Like most of us, I went out into social work completely petrified, but hopeful that I would receive great support and wise counsel from my colleagues and supervisors. What I experienced (with a handful of important exceptions) was a collection of really fucked up people working in organizations that felt just as fear-based and dysfunctional as my family of origin. I discovered that my colleagues were pretending they weren't obviously mentally ill, addicted, self-destructive, and various shades of neurotic. I worked for five agencies long-term before starting my own.
I was fired by three of them (two of them after I had given my resignation). I had a complaint lodged against my license for "stealing" clients from a former employer (agencies treat people like property). I was threatened with being arrested if I ever returned to a former agency because I "stole" two of my coworkers when I left (why the hell would I want to come visit after being fired?).
I've walked into a lot of unhealthy situations and run into a lot of walls. I've been propositioned for affairs more times than I care to recall. I've been offered drugs regularly and have had to explain countless times why I don't drink. I've covered for coworkers having panic attacks and been threatened by unethical supervisors.
I never wanted my own business. What I wanted was to work with people who were genuine and who could at least be open about their brokenness, if nothing else. And what I learned was that our profession is so broken, if that’s what I wanted I would have to create it myself.
Deep down, people like me believe that if you ignore painful things, they will go away. This is true not only of emotional pain but physical maladies as well. In my blue-collar days, I did a lot of damage to my back and knees. I unwittingly lived with a torn artery behind my knee for over 20 years. The pain was never all that bad until seemingly overnight it became unbearable. Eight surgeries later, I had to tell my doc to stop trying to save it for aesthetic value only and cut it off.

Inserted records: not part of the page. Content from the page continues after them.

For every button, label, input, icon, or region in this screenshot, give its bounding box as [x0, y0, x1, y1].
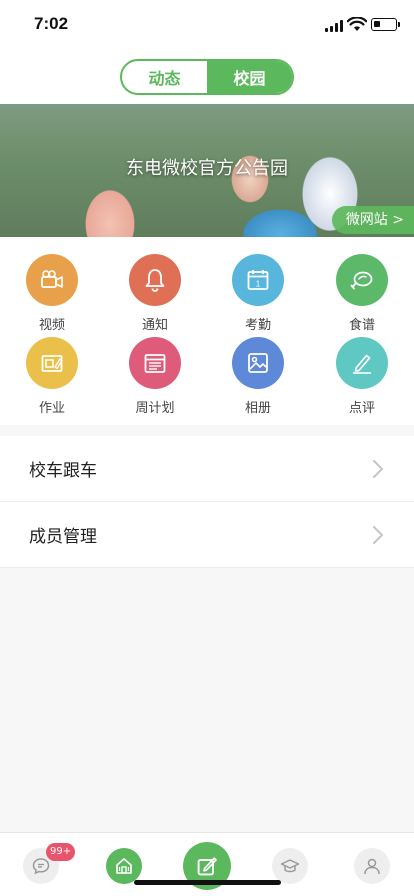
battery-icon: [371, 18, 400, 31]
function-grid: 视频 通知 1 考勤 食谱 作业 周计划 相册 点评: [0, 237, 414, 425]
list-item-member-management[interactable]: 成员管理: [0, 502, 414, 568]
header: 动态 校园: [0, 52, 414, 104]
tab-profile[interactable]: [354, 848, 390, 884]
grid-label: 考勤: [244, 318, 271, 333]
grid-label: 周计划: [135, 401, 175, 416]
tab-bar: 99+: [0, 832, 414, 896]
video-camera-icon: [26, 254, 78, 306]
grid-item-video[interactable]: 视频: [12, 254, 92, 340]
graduation-cap-icon: [280, 859, 300, 873]
wifi-icon: [347, 17, 367, 31]
photo-album-icon: [232, 337, 284, 389]
weekly-plan-icon: [129, 337, 181, 389]
tab-school[interactable]: [106, 848, 142, 884]
chevron-right-icon: [373, 460, 384, 478]
grid-label: 作业: [38, 401, 65, 416]
school-home-icon: [116, 858, 132, 874]
status-bar: 7:02: [0, 0, 414, 52]
chat-icon: [32, 858, 50, 875]
homework-icon: [26, 337, 78, 389]
home-indicator: [134, 880, 281, 885]
grid-label: 点评: [348, 401, 375, 416]
status-time: 7:02: [34, 14, 69, 33]
profile-icon: [364, 858, 380, 875]
tab-campus[interactable]: 校园: [207, 61, 292, 93]
menu-list: 校车跟车 成员管理: [0, 436, 414, 568]
list-item-label: 成员管理: [29, 527, 97, 547]
battery-level: [374, 21, 380, 27]
chicken-leg-icon: [336, 254, 388, 306]
grid-label: 视频: [38, 318, 65, 333]
grid-item-photo-album[interactable]: 相册: [218, 337, 298, 423]
unread-badge: 99+: [46, 843, 76, 861]
calendar-icon: 1: [232, 254, 284, 306]
grid-item-attendance[interactable]: 1 考勤: [218, 254, 298, 340]
bell-icon: [129, 254, 181, 306]
tab-dynamics[interactable]: 动态: [122, 61, 207, 93]
compose-icon: [197, 857, 217, 876]
svg-text:1: 1: [256, 280, 261, 289]
grid-item-recipe[interactable]: 食谱: [322, 254, 402, 340]
list-item-label: 校车跟车: [29, 461, 97, 481]
grid-item-notice[interactable]: 通知: [115, 254, 195, 340]
grid-label: 相册: [244, 401, 271, 416]
grid-label: 食谱: [348, 318, 375, 333]
banner[interactable]: 东电微校官方公告园 微网站 >: [0, 104, 414, 237]
cellular-signal-icon: [325, 20, 345, 32]
grid-item-weekly-plan[interactable]: 周计划: [115, 337, 195, 423]
banner-title: 东电微校官方公告园: [126, 158, 288, 179]
list-item-school-bus[interactable]: 校车跟车: [0, 436, 414, 502]
chevron-right-icon: [373, 526, 384, 544]
grid-label: 通知: [141, 318, 168, 333]
tab-education[interactable]: [272, 848, 308, 884]
grid-item-review[interactable]: 点评: [322, 337, 402, 423]
micro-website-link[interactable]: 微网站 >: [331, 206, 414, 234]
grid-item-homework[interactable]: 作业: [12, 337, 92, 423]
segmented-control: 动态 校园: [120, 59, 294, 95]
pencil-icon: [336, 337, 388, 389]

I returned to my clients after two months in hospitals. Most of them were at a loss. The tables had turned. They looked at my loss and didn’t know how to proceed. To each of them I explained, “My scars show. Yours don’t. Both of us deserve to heal.”
I move toward acceptance at the pace of a glacier. The lessons appear repeatedly, and the cost of not learning them is always progressively more painful. It has to hurt me sufficiently before I come to acceptance. I had to struggle for years before I realized I needed to work for myself. I had to lose a leg before I knew what I needed to be well.
But we don’t always have to learn the hard way: we can find wisdom in the experiences of others, and avoid pains that in truth are optional experiences: strife, agony, dread, intellectualizing, complicating, and avoiding.
Opportunities for reflection and journaling:
• Connect with your intuition. What are the lessons you’ve been avoiding of late?
• How often do you tend to tie yourself up in knots?
• How’s your balance of humility and self-affirmation?